Most of Taira's karate career has revolved around his focus on the Bunkai of the Kata. He has painstakingly dissected the kata and trained his body to the point where he has mastered the inner workings of Goju Ryu Kata. Taira's bunkai is unusual in his insistence on working the kata in sequence, rather than picking techniques from the kata in isolation. He is also adamant that the kata do not need to be changed to perform bunkai.

Taira's first overseas seminar was held in Seattle, Washington in 1997 and hosted by Jundokan Seattle. Since then he has been traveling the world giving seminars on his interpretations of the bunkai of the Goju Ryu kata. He has presented seminars in Australia, New Zealand, the United States and Europe.

Taira left the Jundokan dojo in 2011 to form the Okinawa Goju Ryu Kenkyukai (Okinawa Goju Ryu Research Society) at the request of his students.

Taira was promoted to 9th dan by Kishaba Chogi, founder of the Ryukyu Bujutsu Kenkyu Doyukai and one of the few remaining students of Miyagi Chojun Sensei, and a junior to Miyazato Eiichi Sensei.

Taira is also a student and teacher of Okinawan Kobudo.

== Training Philosophy ==

The main focus of Taira's training is the application of Goju Ryu Kata techniques to self-defence, as bunkai. Unlike many other teachers he does not cherry pick techniques from the kata. He believes that the Kata were designed as complete fighting systems, with logical transitions from one technique to another as a complete and complex defensive flow.

It is important not to mistake his complete kata bunkai to mean that the entire kata needs to be performed. Any single technique can be used to finish a fight. The kata works as a template to prepare the student with entry and exit points for defensive and counter moves. With a complete knowledge of the system a practitioner should be able to respond to almost any attack and have a start and end point from that attack.

One of Taira's motivations in spreading his teaching world wide is to give him access to more partners of differing size and skill levels, to better test his techniques.

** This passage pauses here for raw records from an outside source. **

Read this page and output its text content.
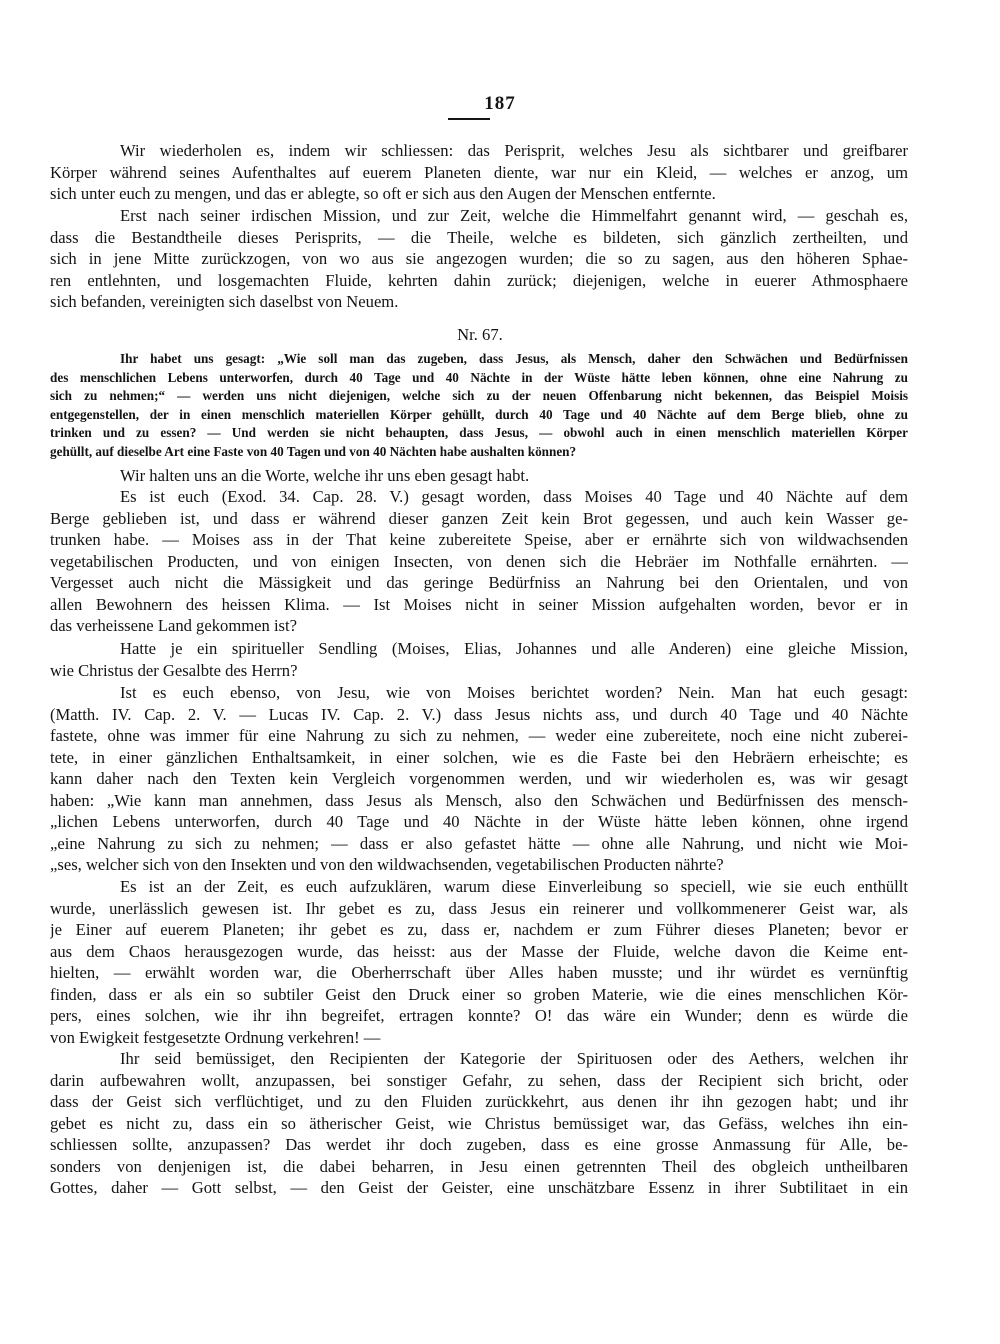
187
Wir wiederholen es, indem wir schliessen: das Perisprit, welches Jesu als sichtbarer und greifbarer
Körper während seines Aufenthaltes auf euerem Planeten diente, war nur ein Kleid, — welches er anzog, um
sich unter euch zu mengen, und das er ablegte, so oft er sich aus den Augen der Menschen entfernte.
Erst nach seiner irdischen Mission, und zur Zeit, welche die Himmelfahrt genannt wird, — geschah es,
dass die Bestandtheile dieses Perisprits, — die Theile, welche es bildeten, sich gänzlich zertheilten, und
sich in jene Mitte zurückzogen, von wo aus sie angezogen wurden; die so zu sagen, aus den höheren Sphae-
ren entlehnten, und losgemachten Fluide, kehrten dahin zurück; diejenigen, welche in euerer Athmosphaere
sich befanden, vereinigten sich daselbst von Neuem.
Nr. 67.
Ihr habet uns gesagt: „Wie soll man das zugeben, dass Jesus, als Mensch, daher den Schwächen und Bedürfnissen
des menschlichen Lebens unterworfen, durch 40 Tage und 40 Nächte in der Wüste hätte leben können, ohne eine Nahrung zu
sich zu nehmen;“ — werden uns nicht diejenigen, welche sich zu der neuen Offenbarung nicht bekennen, das Beispiel Moisis
entgegenstellen, der in einen menschlich materiellen Körper gehüllt, durch 40 Tage und 40 Nächte auf dem Berge blieb, ohne zu
trinken und zu essen? — Und werden sie nicht behaupten, dass Jesus, — obwohl auch in einen menschlich materiellen Körper
gehüllt, auf dieselbe Art eine Faste von 40 Tagen und von 40 Nächten habe aushalten können?
Wir halten uns an die Worte, welche ihr uns eben gesagt habt.
Es ist euch (Exod. 34. Cap. 28. V.) gesagt worden, dass Moises 40 Tage und 40 Nächte auf dem
Berge geblieben ist, und dass er während dieser ganzen Zeit kein Brot gegessen, und auch kein Wasser ge-
trunken habe. — Moises ass in der That keine zubereitete Speise, aber er ernährte sich von wildwachsenden
vegetabilischen Producten, und von einigen Insecten, von denen sich die Hebräer im Nothfalle ernährten. —
Vergesset auch nicht die Mässigkeit und das geringe Bedürfniss an Nahrung bei den Orientalen, und von
allen Bewohnern des heissen Klima. — Ist Moises nicht in seiner Mission aufgehalten worden, bevor er in
das verheissene Land gekommen ist?
Hatte je ein spiritueller Sendling (Moises, Elias, Johannes und alle Anderen) eine gleiche Mission,
wie Christus der Gesalbte des Herrn?
Ist es euch ebenso, von Jesu, wie von Moises berichtet worden? Nein. Man hat euch gesagt:
(Matth. IV. Cap. 2. V. — Lucas IV. Cap. 2. V.) dass Jesus nichts ass, und durch 40 Tage und 40 Nächte
fastete, ohne was immer für eine Nahrung zu sich zu nehmen, — weder eine zubereitete, noch eine nicht zuberei-
tete, in einer gänzlichen Enthaltsamkeit, in einer solchen, wie es die Faste bei den Hebräern erheischte; es
kann daher nach den Texten kein Vergleich vorgenommen werden, und wir wiederholen es, was wir gesagt
haben: „Wie kann man annehmen, dass Jesus als Mensch, also den Schwächen und Bedürfnissen des mensch-
„lichen Lebens unterworfen, durch 40 Tage und 40 Nächte in der Wüste hätte leben können, ohne irgend
„eine Nahrung zu sich zu nehmen; — dass er also gefastet hätte — ohne alle Nahrung, und nicht wie Moi-
„ses, welcher sich von den Insekten und von den wildwachsenden, vegetabilischen Producten nährte?
Es ist an der Zeit, es euch aufzuklären, warum diese Einverleibung so speciell, wie sie euch enthüllt
wurde, unerlässlich gewesen ist. Ihr gebet es zu, dass Jesus ein reinerer und vollkommenerer Geist war, als
je Einer auf euerem Planeten; ihr gebet es zu, dass er, nachdem er zum Führer dieses Planeten; bevor er
aus dem Chaos herausgezogen wurde, das heisst: aus der Masse der Fluide, welche davon die Keime ent-
hielten, — erwählt worden war, die Oberherrschaft über Alles haben musste; und ihr würdet es vernünftig
finden, dass er als ein so subtiler Geist den Druck einer so groben Materie, wie die eines menschlichen Kör-
pers, eines solchen, wie ihr ihn begreifet, ertragen konnte? O! das wäre ein Wunder; denn es würde die
von Ewigkeit festgesetzte Ordnung verkehren! —
Ihr seid bemüssiget, den Recipienten der Kategorie der Spirituosen oder des Aethers, welchen ihr
darin aufbewahren wollt, anzupassen, bei sonstiger Gefahr, zu sehen, dass der Recipient sich bricht, oder
dass der Geist sich verflüchtiget, und zu den Fluiden zurückkehrt, aus denen ihr ihn gezogen habt; und ihr
gebet es nicht zu, dass ein so ätherischer Geist, wie Christus bemüssiget war, das Gefäss, welches ihn ein-
schliessen sollte, anzupassen? Das werdet ihr doch zugeben, dass es eine grosse Anmassung für Alle, be-
sonders von denjenigen ist, die dabei beharren, in Jesu einen getrennten Theil des obgleich untheilbaren
Gottes, daher — Gott selbst, — den Geist der Geister, eine unschätzbare Essenz in ihrer Subtilitaet in ein
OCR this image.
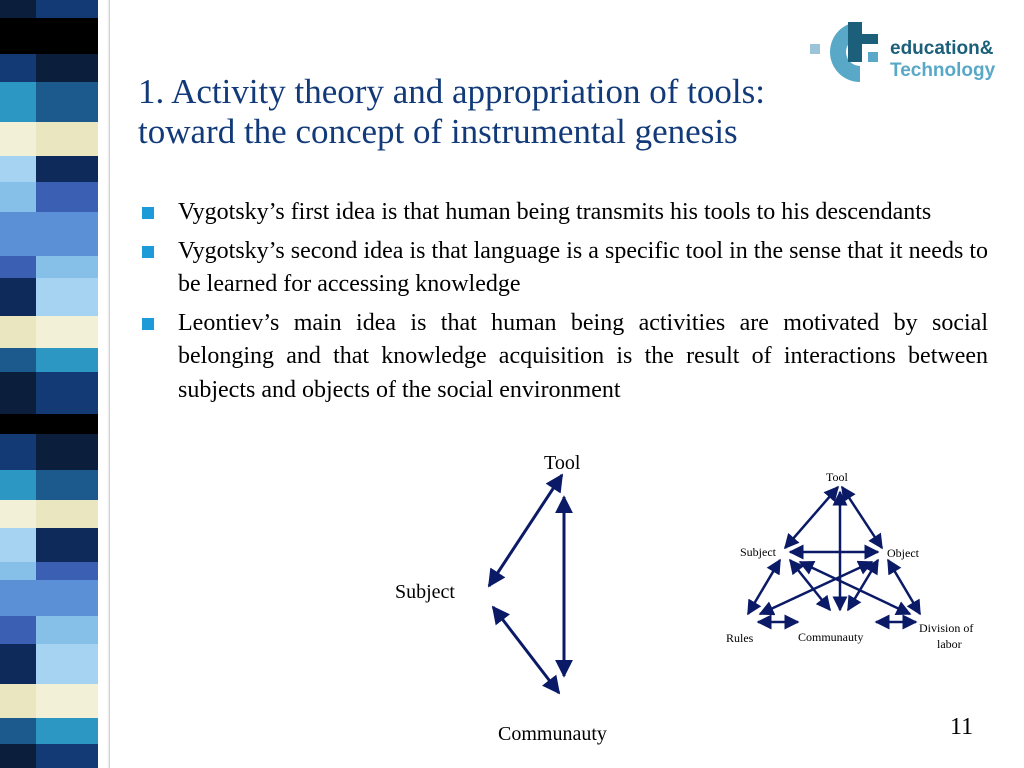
education&
Technology
1. Activity theory and appropriation of tools:
toward the concept of instrumental genesis
Vygotsky’s first idea is that human being transmits his tools to his descendants
Vygotsky’s second idea is that language is a specific tool in the sense that it needs to be learned for accessing knowledge
Leontiev’s main idea is that human being activities are motivated by social belonging and that knowledge acquisition is the result of interactions between subjects and objects of the social environment
Tool
Subject
Communauty
Tool
Subject	Object
Rules	Communauty
Division of
labor
11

== Promoting Goju Ryu World Wide ==

He is well known in France and was profiled in the official magazine of Fédération Française de Karaté et Disciplines Associées (FFKDA).

The National Geographic Channel's Deadly Arts program profiled a visit by French Canadian martial artist Josette Normandeau to Okinawa, where she trained with Taira.

==Students==
Taira teaches seminars world wide throughout the year, visiting the US, Canada, Australia, France, Italy, Portugal, England, Lithuania, India and New Zealand. He teaches hundreds of students. His seminars are open to students from any style or organisation, continuing his themes of openness and inclusion. Through his teaching at the Jundokan and overseas, Taira has taught many students from all over the world.

In Okinawa the students most closely associated with his teachings are Satoshi Taba, Stewart Azuma, Glenn McIlvride, and Keiji Ito.